Yesterday, Standard and Poors issued a new report, As Law School Demand Drops Credit Quality Among U.S. Schools Diverges. In addition to noting the drop in demand for legal education generally, the authors emphasized that credit quality gap between independent law schools and those tied to universities has grown. The report looked at five independent schools - Albany, New York Law, Brooklyn, Thomas Cooley and Thomas Jefferson. It concluded that, while all had had stable or positive credit outlooks in 2010-11, all but Albany are now negative. Albany is stable.
The report also noted that several smaller regional universities and non-flagship public universities - including Widener, Regent, University of Puerto Rico, Pace, Western New England, Suffolk, and Nova Southeastern - are showing some credit weakness as a result of their law schools' performance. Because the law schools at universities don't, in the main, issue rated debt, it appears that the impact of law school weakness on universities is less detectable.
This was the boldest conclusion from the report:
In our opinion, high turnover of leadership has the potential to either inhibit or accelerate the execution of strategic plans to address current operating challenges.
And I promise you that no matter where you live, there either will or will not be precipitation tomorrow. Count on it.
As most of you know, there has been litigation seeking to hold credit ratings liable for the extremely generous rankings that these companies gave to complex subprime mortgage backed securities. However, any judge that reads this report will immediately recognize that there were no deliberate misjudgments and that the problem arose almost entirely from the fact that the people who do credit analysis for these firms are blithering idiots.
Posted by: PaulB | December 07, 2013 at 05:39 PM
PaulB provides yet more evidence that law professors are unable to think like capable lawyers. A basic principle good lawyers understand is that they need to provide evidence to support their claims. PaulB provides none (even the litigation he cites does not support his claim, as his own post here admits). This is no surprise. In litigation ones claims are challenged by a highly motivated adversary and one is always aware they may be evaluated by a judge and jury if settlement does not occur. A law professor pontificates before law students who seek to guess what he will want to hear on the exam so they can get a good grade. Students have no incentive to challenge their professors, on the contrary, they have an incentive to simply regurgitate what they are told. Professors' other activity, publishing in law reviews, is similarly lacking in challenge because the vast majority of law reviews are edited by students at the same third rate law schools that do such a terrible job training students. Given the inability of many law professors, like PaulB, to understand the most basic principles or legal practice, its no surprise that many graduates of law school can't get jobs as attorneys.
Posted by: anon | December 08, 2013 at 12:50 PM
Volatility is a component of pricing debt.
Their statement is important to those who purchase the debt of these organization.
Depending on their funding model, this downgrade may cost these organizations dearly.
Illustrative example: Law School X (BBB - adequate capacity to meet its financial commitments) borrows 10mm per annum to smooth out the payments it receives from the government/cash from students.
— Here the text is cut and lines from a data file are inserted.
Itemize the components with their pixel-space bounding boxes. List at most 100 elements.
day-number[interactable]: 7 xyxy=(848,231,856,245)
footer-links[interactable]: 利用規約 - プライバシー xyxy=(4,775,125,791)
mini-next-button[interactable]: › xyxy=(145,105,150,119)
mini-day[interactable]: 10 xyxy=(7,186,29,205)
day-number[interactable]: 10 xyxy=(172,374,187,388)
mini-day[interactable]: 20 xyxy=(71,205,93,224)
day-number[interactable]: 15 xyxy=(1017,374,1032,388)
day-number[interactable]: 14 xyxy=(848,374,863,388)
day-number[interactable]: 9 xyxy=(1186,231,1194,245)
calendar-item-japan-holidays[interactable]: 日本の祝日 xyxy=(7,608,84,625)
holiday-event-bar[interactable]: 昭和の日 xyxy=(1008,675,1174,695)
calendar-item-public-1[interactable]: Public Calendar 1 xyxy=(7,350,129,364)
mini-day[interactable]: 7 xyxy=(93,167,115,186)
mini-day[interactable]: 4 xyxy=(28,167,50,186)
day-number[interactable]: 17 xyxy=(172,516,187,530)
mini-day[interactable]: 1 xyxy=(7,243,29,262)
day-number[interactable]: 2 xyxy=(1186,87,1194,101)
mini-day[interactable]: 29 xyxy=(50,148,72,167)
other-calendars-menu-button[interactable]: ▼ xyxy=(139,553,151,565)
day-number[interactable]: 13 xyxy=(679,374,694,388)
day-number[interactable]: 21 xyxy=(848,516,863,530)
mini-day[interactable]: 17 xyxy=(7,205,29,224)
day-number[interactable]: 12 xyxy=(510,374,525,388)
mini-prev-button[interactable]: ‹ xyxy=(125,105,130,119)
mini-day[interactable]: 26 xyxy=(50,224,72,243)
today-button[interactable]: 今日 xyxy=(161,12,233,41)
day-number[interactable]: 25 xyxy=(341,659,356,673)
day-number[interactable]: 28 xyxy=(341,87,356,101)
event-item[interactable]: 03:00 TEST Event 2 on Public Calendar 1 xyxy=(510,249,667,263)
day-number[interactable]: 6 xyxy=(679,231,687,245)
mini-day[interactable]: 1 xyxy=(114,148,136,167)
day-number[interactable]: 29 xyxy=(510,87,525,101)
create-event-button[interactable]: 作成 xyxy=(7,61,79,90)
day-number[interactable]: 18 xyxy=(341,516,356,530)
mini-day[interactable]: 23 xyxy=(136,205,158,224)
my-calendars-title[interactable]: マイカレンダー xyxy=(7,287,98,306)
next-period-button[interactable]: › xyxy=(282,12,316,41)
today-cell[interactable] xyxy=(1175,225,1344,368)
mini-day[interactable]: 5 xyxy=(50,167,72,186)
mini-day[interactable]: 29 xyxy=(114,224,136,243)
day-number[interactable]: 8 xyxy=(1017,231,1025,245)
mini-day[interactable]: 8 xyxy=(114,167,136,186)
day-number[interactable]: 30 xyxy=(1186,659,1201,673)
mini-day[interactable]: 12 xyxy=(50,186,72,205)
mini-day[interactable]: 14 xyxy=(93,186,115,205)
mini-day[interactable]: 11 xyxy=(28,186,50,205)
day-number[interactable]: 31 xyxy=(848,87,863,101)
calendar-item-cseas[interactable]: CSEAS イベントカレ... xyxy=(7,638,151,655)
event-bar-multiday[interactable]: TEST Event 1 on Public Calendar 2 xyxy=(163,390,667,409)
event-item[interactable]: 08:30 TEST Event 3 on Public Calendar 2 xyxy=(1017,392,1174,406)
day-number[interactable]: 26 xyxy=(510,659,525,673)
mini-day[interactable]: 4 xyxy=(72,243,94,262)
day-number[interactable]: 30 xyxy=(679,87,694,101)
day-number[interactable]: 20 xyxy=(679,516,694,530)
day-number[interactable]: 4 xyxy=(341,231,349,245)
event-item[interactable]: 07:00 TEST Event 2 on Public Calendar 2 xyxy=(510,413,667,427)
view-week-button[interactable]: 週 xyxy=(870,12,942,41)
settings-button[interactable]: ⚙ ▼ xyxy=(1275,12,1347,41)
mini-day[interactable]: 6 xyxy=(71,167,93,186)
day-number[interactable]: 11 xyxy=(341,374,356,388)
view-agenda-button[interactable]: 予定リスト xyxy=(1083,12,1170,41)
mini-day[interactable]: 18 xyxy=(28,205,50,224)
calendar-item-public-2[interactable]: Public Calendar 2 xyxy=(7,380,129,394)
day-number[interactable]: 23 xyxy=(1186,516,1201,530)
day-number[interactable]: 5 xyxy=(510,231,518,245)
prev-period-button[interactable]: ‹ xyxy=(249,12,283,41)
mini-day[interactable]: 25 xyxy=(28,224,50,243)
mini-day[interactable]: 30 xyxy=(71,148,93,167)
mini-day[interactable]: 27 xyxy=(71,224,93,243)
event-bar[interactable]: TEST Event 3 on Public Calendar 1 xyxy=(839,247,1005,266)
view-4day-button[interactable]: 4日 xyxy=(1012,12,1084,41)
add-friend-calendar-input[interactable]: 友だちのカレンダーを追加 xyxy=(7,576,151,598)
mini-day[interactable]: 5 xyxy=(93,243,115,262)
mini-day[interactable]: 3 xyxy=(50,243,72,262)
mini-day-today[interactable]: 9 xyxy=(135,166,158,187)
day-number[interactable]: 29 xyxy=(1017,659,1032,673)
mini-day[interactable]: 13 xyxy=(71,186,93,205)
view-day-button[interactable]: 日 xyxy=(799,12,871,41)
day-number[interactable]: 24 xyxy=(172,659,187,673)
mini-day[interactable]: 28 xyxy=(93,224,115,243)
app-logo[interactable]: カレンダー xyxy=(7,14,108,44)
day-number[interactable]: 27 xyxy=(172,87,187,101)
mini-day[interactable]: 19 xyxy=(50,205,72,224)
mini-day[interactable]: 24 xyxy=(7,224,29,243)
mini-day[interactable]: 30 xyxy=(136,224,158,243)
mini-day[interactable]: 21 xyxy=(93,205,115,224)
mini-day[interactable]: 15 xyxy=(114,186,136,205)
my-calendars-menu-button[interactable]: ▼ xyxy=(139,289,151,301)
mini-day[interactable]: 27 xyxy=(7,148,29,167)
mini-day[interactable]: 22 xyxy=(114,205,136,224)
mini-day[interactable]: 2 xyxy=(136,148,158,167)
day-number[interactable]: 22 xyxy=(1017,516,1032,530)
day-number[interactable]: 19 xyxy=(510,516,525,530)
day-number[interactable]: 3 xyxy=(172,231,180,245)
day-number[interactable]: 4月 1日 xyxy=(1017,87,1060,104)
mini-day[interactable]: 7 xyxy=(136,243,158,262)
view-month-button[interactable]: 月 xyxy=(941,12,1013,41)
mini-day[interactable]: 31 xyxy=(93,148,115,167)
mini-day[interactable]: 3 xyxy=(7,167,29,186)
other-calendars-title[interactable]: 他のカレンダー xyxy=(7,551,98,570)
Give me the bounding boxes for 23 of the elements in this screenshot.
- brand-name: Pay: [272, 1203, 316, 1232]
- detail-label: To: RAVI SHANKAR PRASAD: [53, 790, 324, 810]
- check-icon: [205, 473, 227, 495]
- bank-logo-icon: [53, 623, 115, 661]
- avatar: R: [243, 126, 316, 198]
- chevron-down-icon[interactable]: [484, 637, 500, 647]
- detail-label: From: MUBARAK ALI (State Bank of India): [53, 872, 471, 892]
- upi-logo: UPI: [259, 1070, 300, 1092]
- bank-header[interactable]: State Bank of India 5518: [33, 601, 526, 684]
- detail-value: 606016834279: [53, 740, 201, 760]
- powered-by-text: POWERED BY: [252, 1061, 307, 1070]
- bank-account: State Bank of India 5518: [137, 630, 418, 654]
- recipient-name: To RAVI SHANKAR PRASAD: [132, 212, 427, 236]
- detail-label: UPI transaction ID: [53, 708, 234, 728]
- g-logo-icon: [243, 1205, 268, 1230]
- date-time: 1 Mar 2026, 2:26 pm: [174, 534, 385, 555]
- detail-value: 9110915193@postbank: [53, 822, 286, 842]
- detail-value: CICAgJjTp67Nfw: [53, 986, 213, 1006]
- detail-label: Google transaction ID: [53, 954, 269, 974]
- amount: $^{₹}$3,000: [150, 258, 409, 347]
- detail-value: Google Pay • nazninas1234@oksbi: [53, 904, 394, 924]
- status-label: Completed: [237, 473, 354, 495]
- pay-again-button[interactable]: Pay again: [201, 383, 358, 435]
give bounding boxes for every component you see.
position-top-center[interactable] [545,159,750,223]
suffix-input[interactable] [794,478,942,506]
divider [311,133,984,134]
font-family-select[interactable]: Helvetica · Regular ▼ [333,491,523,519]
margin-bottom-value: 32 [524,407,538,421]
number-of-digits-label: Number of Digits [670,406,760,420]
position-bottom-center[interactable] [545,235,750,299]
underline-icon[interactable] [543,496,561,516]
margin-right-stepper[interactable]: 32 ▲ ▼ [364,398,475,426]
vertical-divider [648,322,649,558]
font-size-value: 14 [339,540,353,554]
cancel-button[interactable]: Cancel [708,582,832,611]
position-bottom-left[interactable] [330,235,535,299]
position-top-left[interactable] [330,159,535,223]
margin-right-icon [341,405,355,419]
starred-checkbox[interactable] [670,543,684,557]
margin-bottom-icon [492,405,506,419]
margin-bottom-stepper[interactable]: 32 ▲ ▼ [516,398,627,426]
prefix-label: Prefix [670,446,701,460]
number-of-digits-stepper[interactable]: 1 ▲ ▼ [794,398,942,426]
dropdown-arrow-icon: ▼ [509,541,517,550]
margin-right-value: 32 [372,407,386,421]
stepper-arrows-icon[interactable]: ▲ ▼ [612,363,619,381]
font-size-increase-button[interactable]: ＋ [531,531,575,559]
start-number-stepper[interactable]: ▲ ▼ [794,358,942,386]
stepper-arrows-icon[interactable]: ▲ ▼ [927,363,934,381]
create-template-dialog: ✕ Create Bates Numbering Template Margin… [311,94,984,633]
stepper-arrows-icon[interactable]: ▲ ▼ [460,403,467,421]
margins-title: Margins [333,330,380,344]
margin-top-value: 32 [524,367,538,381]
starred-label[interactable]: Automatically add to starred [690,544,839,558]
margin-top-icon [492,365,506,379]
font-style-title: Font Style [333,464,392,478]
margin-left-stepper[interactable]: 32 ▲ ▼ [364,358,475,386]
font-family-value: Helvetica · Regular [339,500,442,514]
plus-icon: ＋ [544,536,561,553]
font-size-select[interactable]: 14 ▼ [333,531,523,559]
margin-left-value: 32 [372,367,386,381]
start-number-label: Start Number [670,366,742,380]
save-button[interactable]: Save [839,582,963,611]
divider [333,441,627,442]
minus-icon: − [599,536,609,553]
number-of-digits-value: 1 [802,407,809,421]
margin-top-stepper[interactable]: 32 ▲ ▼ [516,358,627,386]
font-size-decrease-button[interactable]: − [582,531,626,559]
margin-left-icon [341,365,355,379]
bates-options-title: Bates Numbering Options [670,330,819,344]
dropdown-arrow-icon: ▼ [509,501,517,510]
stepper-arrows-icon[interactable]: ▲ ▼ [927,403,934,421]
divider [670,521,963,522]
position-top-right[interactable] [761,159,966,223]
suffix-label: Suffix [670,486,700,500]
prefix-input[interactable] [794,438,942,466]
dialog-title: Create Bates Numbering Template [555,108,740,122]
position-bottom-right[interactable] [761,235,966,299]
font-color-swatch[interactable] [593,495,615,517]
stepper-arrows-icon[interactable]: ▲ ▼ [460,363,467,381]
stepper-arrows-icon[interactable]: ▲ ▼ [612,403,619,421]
Yesterday, they paid 6% to those who lent them the money (institutional investors/Mutual Funds). (.06*10mm= $600,000). S&P downgrades law School X debt to BB (faces major ongoing uncertainties and exposure to adverse business, financial, or economic conditions).
Now, in the pricing models of the Institutional Investors and Mutual Funds, the riskiness of loaning Law School X is no longer seen as profitable when demanding 6%. Further, the some institutional investors and mutual funds can't invest in BB rated or below, so called "non-investment grade."
Some of the lenders are out, the ones that are left are pricing your debt at 8% (.08*10mm= $800,000). Which isn't the end of the world, but because you're credit quality is deteriorating, they are demanding stricter covenants. How tight these covenants get depends on the strength of management. S&P's statement is "watch out, some of these people can't execute a strategy in a crisis." Basically, the school starts to lose autonomy to its creditors.
On top of this, the market for structural improvements pretty much dries up when the market for your debt is falling away from you.
The creditors all knew this before S&P put it on paper. Rating agencies are better at stating consensus views that telegraphing news (see, e.g., Mortgage Debt).
Dean Nick Allard (BLS) might have to take the Jitney bus instead of the helicopter to the Hamptons next summer. Tears.
Posted by: terry malloy | December 08, 2013 at 01:12 PM
gah, you're = your
No wonder I didn't do well 1L.
I'm glad a basic understanding of math understanding has saved me from homelessness.